Second, X talks to A in the second person, telling her all about what they did the previous year at another giant hotel with big fuckin’ statues that are possibly the same statues at this hotel or maybe not because maybe it never happened, and she certainly doesn’t have any memory of it. Regardless, he tells her all about her room there in great detail, and what she wore, and what they talked about (mostly the statues), and everything else. When he gets done with one of these monologues, she usually says that she doesn’t remember and that she’d like him to leave her alone, which he never does. Also during these scenes, we frequently change locations between sentences, and almost as frequently change times of day. Night time, day time, night time, lunch time, morning, night. These time changes do not appear to matter to the flow of the conversation.
Third, X and M play Nim. M always wins. Always.

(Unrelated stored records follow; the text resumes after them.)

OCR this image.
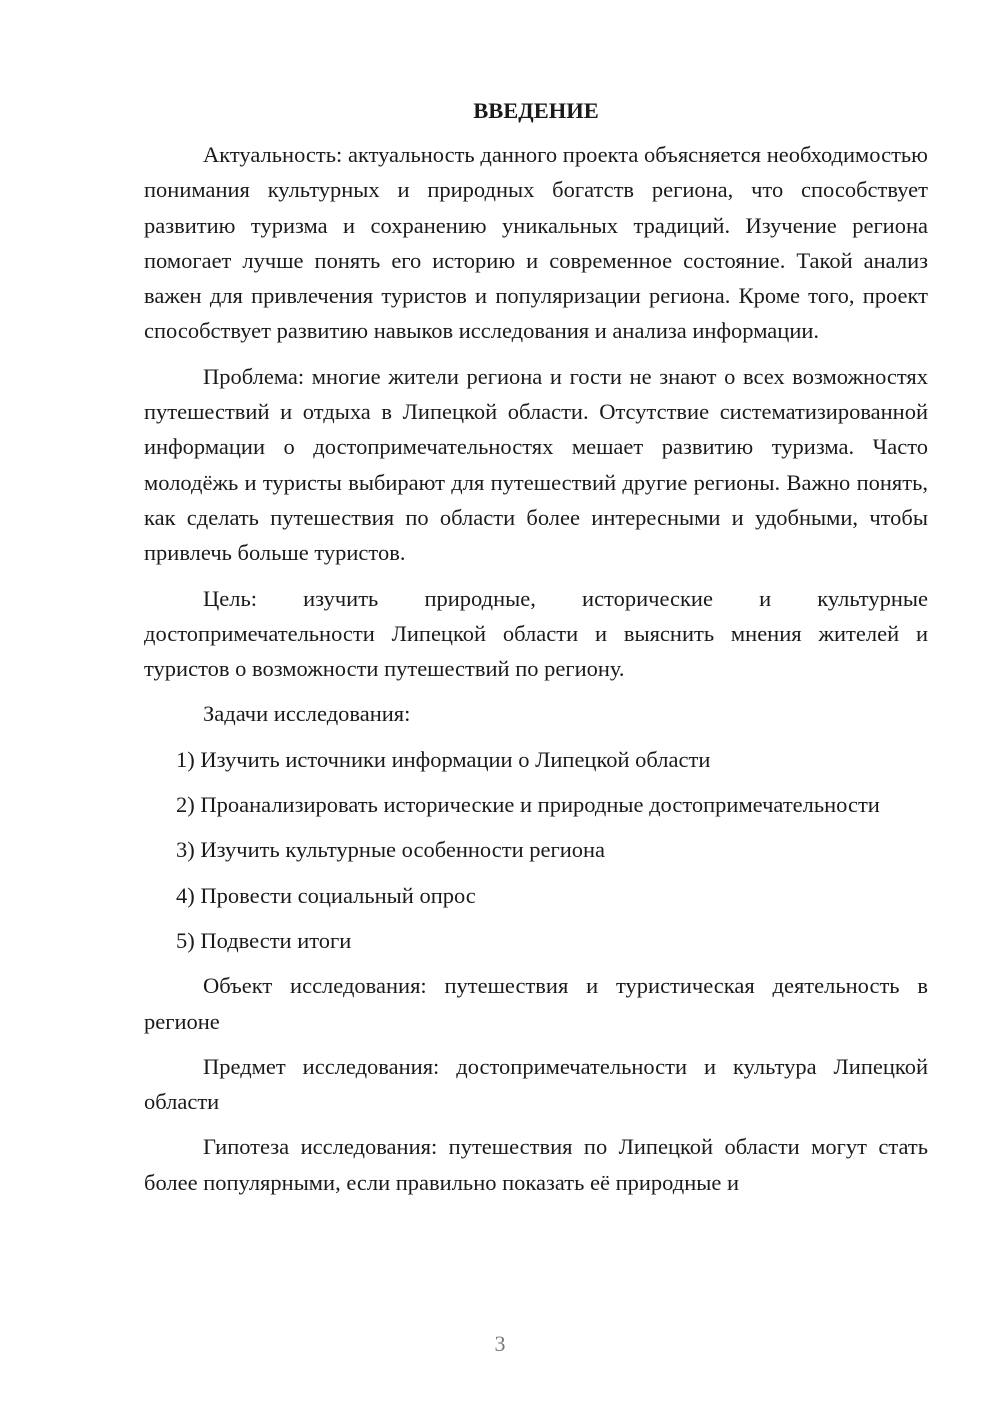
ВВЕДЕНИЕ

Актуальность: актуальность данного проекта объясняется необходимостью понимания культурных и природных богатств региона, что способствует развитию туризма и сохранению уникальных традиций. Изучение региона помогает лучше понять его историю и современное состояние. Такой анализ важен для привлечения туристов и популяризации региона. Кроме того, проект способствует развитию навыков исследования и анализа информации.

Проблема: многие жители региона и гости не знают о всех возможностях путешествий и отдыха в Липецкой области. Отсутствие систематизированной информации о достопримечательностях мешает развитию туризма. Часто молодёжь и туристы выбирают для путешествий другие регионы. Важно понять, как сделать путешествия по области более интересными и удобными, чтобы привлечь больше туристов.

Цель: изучить природные, исторические и культурные достопримечательности Липецкой области и выяснить мнения жителей и туристов о возможности путешествий по региону.

Задачи исследования:

1) Изучить источники информации о Липецкой области

2) Проанализировать исторические и природные достопримечательности

3) Изучить культурные особенности региона

4) Провести социальный опрос

5) Подвести итоги

Объект исследования: путешествия и туристическая деятельность в регионе

Предмет исследования: достопримечательности и культура Липецкой области

Гипотеза исследования: путешествия по Липецкой области могут стать более популярными, если правильно показать её природные и

3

That’s it. There’s 95 minutes of people standing next to each other, looking in opposite directions, and not moving while one of them talks about what they may have done or not done together or alone at a similar hotel that might have been this one or was possibly Marienbad when they were or weren’t there the year before.

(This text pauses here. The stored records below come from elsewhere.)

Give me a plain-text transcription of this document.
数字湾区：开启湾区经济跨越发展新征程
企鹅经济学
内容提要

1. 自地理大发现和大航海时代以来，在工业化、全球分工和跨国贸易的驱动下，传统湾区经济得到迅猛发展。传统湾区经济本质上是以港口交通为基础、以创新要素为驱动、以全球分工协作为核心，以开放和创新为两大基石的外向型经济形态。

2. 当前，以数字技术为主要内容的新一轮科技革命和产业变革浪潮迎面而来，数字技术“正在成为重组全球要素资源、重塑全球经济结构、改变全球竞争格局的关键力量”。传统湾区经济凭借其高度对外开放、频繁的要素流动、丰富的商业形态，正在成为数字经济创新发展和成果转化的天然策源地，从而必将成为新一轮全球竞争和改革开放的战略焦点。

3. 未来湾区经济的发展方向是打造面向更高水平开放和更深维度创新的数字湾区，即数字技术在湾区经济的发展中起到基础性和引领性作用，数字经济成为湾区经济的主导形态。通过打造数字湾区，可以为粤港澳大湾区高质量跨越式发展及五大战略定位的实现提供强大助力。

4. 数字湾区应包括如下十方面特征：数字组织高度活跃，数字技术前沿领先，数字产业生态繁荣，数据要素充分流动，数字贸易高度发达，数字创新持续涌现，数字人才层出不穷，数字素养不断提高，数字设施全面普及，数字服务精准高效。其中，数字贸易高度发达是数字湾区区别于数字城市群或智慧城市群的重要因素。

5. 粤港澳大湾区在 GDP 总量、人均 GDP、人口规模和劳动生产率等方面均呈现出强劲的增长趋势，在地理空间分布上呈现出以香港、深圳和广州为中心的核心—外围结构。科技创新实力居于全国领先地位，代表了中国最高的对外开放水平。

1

I hated this film with the sort of passion I typically reserve for televangelists, people who interrupt constantly, and those motherfuckers who don’t use their turn signals. I want to punch everyone involved with this film. I want to punch this film in the celluloid equivalent of its uterus and/or testicles. I want to gender-neutralize it so that it cannot procreate and fill the world with its incomprehensible little art babies. It makes me feel like the narrator in Fight Club when he says he wanted to kill every panda that wouldn’t fuck to save its species. I want to let the original negatives rot and I want to film this happening, because that will be more interesting than this film.
I don’t mind art films. I genuinely don’t. Sometimes, they’re a lot of fun or at least have something interesting to say. This film was as fun and interesting as picking lint from my asscrack. Fuck this movie, fuck the people in it, and fuck Alain Resnais. I hold this film specifically responsible for why Americans think French people are snooty bastards and for why the French think Americans are incestuous, brainless primate sphincters.
50 Worst Films of All Time? Probably not. 50 Films I’d Like to Throat Punch and then Watch Drown in its Own Vomit? Top of the list, baby. Top of the list.
Why to watch L’Annee Derniere a Marienbad: With so many possible interpretations, it’s like a Choose-Your-Own-Adventure book.
Why not to watch: The adventure sucks.